Although it was stated in the contract that no cancellation was allowed, this was a special circumstance, she said.

But she added that the restaurant contacted her on Tuesday afternoon, and asked to discuss the matter with her and her husband when he is well.

"They cited that they had already bought and prepared the ingredients. They also said their staff were already on standby," she said.

She then hurriedly informed the guests that the dinner was back on, but as the groom could not be there, it became an appreciation dinner for the guests.

The couple rejected ang baos from their guests to show their appreciation for their loved ones' support.

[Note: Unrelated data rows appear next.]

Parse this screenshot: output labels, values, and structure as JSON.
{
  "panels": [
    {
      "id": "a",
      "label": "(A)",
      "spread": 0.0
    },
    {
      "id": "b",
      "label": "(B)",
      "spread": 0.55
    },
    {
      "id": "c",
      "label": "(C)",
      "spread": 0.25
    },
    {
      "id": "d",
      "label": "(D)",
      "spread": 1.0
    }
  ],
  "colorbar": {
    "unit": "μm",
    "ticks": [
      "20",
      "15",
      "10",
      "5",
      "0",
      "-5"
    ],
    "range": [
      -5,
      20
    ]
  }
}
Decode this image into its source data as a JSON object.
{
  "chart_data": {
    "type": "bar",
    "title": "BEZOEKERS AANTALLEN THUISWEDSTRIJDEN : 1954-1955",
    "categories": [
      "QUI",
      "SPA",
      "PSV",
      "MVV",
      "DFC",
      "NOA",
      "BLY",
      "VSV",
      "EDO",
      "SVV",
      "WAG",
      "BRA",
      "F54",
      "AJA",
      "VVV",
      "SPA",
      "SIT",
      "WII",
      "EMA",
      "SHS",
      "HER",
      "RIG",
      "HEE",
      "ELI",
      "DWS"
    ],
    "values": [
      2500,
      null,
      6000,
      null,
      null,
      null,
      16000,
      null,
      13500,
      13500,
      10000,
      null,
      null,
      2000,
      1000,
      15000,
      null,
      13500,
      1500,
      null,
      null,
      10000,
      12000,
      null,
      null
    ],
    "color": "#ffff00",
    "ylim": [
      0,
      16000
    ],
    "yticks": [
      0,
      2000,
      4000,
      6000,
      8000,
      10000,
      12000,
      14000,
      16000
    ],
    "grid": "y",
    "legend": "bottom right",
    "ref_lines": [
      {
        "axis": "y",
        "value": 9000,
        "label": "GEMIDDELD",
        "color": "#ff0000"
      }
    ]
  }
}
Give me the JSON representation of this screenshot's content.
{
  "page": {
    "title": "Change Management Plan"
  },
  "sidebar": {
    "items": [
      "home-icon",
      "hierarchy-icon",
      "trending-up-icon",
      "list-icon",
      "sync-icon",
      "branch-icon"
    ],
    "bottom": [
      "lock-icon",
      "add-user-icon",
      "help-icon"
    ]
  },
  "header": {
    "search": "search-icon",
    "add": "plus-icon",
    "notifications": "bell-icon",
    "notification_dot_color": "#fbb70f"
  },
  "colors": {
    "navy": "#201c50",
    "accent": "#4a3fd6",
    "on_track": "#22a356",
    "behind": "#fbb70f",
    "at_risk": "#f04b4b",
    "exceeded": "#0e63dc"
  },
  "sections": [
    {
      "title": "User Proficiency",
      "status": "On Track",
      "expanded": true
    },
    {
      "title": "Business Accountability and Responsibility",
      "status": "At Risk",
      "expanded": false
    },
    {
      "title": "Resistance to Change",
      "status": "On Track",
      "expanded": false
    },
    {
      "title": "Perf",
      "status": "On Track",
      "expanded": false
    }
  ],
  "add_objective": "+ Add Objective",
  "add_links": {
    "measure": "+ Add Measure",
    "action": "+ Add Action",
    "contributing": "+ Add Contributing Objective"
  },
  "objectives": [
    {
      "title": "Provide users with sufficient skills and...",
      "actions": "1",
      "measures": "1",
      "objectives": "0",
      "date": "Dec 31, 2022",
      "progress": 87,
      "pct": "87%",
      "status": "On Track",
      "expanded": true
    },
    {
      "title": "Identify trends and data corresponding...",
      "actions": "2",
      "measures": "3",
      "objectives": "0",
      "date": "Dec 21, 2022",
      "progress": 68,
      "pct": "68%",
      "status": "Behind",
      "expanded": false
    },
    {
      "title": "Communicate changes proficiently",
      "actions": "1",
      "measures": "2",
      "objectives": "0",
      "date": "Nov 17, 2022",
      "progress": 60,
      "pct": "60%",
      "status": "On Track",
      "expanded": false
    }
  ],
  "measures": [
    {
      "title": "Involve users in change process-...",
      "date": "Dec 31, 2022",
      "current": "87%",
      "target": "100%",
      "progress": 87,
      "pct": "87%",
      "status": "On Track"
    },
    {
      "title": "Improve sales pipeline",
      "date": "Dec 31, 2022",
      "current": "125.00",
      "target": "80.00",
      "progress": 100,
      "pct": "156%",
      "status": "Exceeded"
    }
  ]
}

While some guests had made alternative plans, about 60 to 65 people showed up. Almost all her husband's invited guests turned up although he could not be there, she said.

"From this episode, we see all the love and support from our friends and family. It's something that money cannot buy," she told The Straits Times.

Mr Peh is still ill, and Ms Lee is now looking for an alternative venue to host their wedding dinner sometime next month.

She has not been successful due to the short notice.